In the center of this verse, in Hebrew, is an untranslatable word, which is two Hebrew letters — the “aleph” and the “tav” — the first and last letters of the Hebrew alphabet. In Greek the letters are the Alpha and the Omega. It serves the grammatical purpose of being the direct object pointer. These two letters form a concept rather than an actual word. They represent all the words of God by which all things were spoken into existence, including Eucharist. These two letters are peppered throughout the Old Testament, seasoning its meaning. The rabbis teach:
When Messiah comes he will explain the meaning of the aleph and the tav … AND HE DID! He said, “I am the Alpha and the Omega, the first and the last, the beginning and the end.” (Rev. 22:12) The same concept is in John 1:1.
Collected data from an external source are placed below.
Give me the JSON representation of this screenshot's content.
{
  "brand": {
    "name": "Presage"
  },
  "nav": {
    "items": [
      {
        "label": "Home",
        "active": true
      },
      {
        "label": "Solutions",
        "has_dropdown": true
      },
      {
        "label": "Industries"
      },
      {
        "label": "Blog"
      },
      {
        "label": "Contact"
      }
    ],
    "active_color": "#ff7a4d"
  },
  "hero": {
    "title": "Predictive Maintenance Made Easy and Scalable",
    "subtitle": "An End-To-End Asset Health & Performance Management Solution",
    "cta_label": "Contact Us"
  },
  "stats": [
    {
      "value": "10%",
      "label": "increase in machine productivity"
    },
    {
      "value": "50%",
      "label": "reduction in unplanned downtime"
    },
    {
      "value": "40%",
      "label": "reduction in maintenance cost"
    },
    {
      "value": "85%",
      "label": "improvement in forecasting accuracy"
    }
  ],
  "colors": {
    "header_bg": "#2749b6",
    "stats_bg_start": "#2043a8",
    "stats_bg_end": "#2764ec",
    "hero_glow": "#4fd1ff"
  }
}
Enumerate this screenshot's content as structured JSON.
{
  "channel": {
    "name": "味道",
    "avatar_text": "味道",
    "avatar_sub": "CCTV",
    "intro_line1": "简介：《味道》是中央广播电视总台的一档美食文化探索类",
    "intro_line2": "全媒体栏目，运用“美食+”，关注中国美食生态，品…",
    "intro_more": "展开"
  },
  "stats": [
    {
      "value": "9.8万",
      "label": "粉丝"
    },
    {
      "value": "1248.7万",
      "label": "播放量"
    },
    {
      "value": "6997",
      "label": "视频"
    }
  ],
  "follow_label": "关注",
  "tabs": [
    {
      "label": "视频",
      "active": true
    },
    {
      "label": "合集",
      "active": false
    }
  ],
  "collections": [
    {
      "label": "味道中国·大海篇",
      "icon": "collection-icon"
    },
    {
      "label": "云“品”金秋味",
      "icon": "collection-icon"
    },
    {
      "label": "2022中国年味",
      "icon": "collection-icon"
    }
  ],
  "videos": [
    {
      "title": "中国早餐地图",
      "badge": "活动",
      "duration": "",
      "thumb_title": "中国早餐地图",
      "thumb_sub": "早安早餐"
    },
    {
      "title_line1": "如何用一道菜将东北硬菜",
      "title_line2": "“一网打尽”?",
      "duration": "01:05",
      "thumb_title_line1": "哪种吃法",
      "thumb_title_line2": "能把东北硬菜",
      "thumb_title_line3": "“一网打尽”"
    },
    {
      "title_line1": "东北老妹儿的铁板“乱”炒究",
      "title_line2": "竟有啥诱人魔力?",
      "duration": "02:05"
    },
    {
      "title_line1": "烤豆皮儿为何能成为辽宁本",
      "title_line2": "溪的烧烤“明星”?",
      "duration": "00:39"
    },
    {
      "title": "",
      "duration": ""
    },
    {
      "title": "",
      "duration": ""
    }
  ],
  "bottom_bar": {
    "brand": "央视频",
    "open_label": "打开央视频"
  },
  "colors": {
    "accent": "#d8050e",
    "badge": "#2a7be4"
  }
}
When God made man, he made him out of the earth’s pre-created dust and breathed life into the lifeless form, bringing man into being by his previously spoken words, “Let us make man in our image.”
During the Mass the priest says, “Blessed are you, Lord, God of all creation. Through your goodness we have this bread to offer, which earth has given and human hands have made. It will become for us the bread of life. … Blessed are you, Lord, God of all creation. Through your goodness we have this wine to offer, fruit of the vine and work of human hands. It will become our spiritual drink.”
The priest is exercising his ordained authority to bring life to the lifeless bread and wine, previously made by human hands, fulfilling Christ’s previous words, “This is my body. … This is my blood.”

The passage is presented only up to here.